Шумит непогода, ветер хлопает оторванной ставней. Собаки топочут по нижней террасе и, как из гаубиц, гавкают на тишину. По дому, со свечой в руке, проходит Никодим Петрович. Похвиснев терпеливо ждет: вот-вот слабый желтый луч из замочной скважины прочертит ночной сумрак. Но нет луча, и не дается сон. Не то сторож гремит своей трещоткой, не то сердце... Страшно. По насыпям еще не открытой дороги ездят охранные патрули. В людской живут и жиреют стражники, присланные исправником Рында- Рожновским. В деревнях, наверно, не спят сотские. По всему уезду нехорошо. Где-то поблизости бродит со своей оравой Спирька. Он и с торгашей берет свою долю, что же касается сословий повыше, то он грозится вывести их начисто. Верно, до конца веков будут бродить в приволжских мужиках неугасимые кровинки Пугача... И тут звон, чуть глуховатый и мелодичный, в три разных струны, достигает ушей молодого человека. Он по-своему разгадывает звуки. Танечке тоже не спится; она встала, раздумчиво тронула клавесины. Музыкальная фраза звучит как вопрос. Потом открыла окно. Падая одна на другую, движутся в мраке хлопотливые тени. Осень обдирает дубы и липы в парке, и они кричат, как Марсий в беспощадных руках Аполлона. Небо какое-то забинтованное. Звук повторяется, и Похвиснев почти видит Танечкины пальцы, смутно мерцающие на клавишах...

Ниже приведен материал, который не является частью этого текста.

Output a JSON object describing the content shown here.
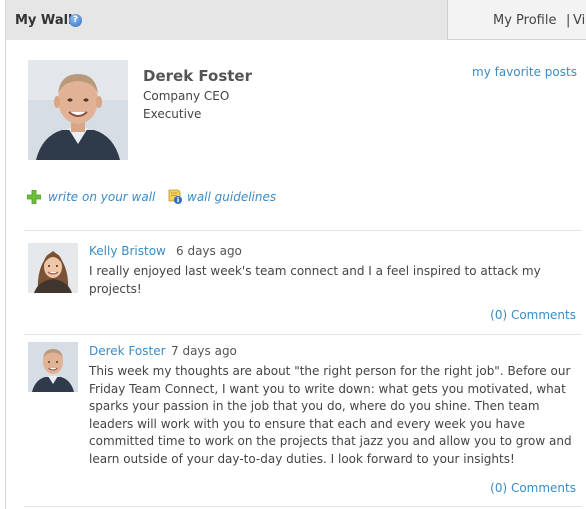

Предсмертное, оставшееся без кары, признанье Дудникова меняет весь текст пьесы. Новый режиссер, бессильная старческая ревность, перестраивает и крушит мизансцены. Снова Аркадий Гермогенович пробуждается среди ночи. Чья-то рука шарит снаружи по дощатой перегородке, у которой стоит койка Похвиснева. Шорох приближается, и опять хочется думать, что это дворецкий. Но нет, Никодим Петрович спит в своем чулане. Это Дудников, в одних кальсонах, красномордый и самонадеянный, крадется в Танечкин мезонин. Дюймовый слой дерева мешает молодому человеку прокусить эти осторожные шарящие пальцы. Стараясь ступать по краю лестницы, чтобы не скрипели половицы, Дудников удаляется. Танечка встречает любовника на пороге. В потемках руки ищут встречных рук. Нападение Дудникова стремительно. Ночная жуть и близость Спирькина ножа лишь усиливают грубую телесную радость свиданья. И тогда-то нежный струнный звук приобретает новое и страшное объясненье.
— Перестаньте,— мысленно кричит им Аркадий Гермогенович. — Вы не одни, я тут... я слышу все!
То не клавесины, а пружинный матрас звенит над головой. Ковер на полу Танечкиной спальни смягчает звук, но ревность, подобно усилителю, возвышает шорох до вулканического грохота. Аркадий Гермогенович задыхается. «Воздуху!» Он распахивает окно, и тяжелые от ночной росы листья врываются в комнату, к нему на помощь. «Мало...» Раздетый, он бежит наружу.
На крокетной площадке с шипеньем крутится палый дубовый лист, и что-то зловещее есть в его центробежном разгоне. Безумие овладевает ревнивцем, мокрый ветер не отрезвляет его. Забыв о Спирьке, он бредет наугад и свертывает головки каким-то высоким и поздним цветам. Ничем нельзя остановить чужое свиданье. Покорный и иззябший, он возвращается и с головой прячется под одеяло.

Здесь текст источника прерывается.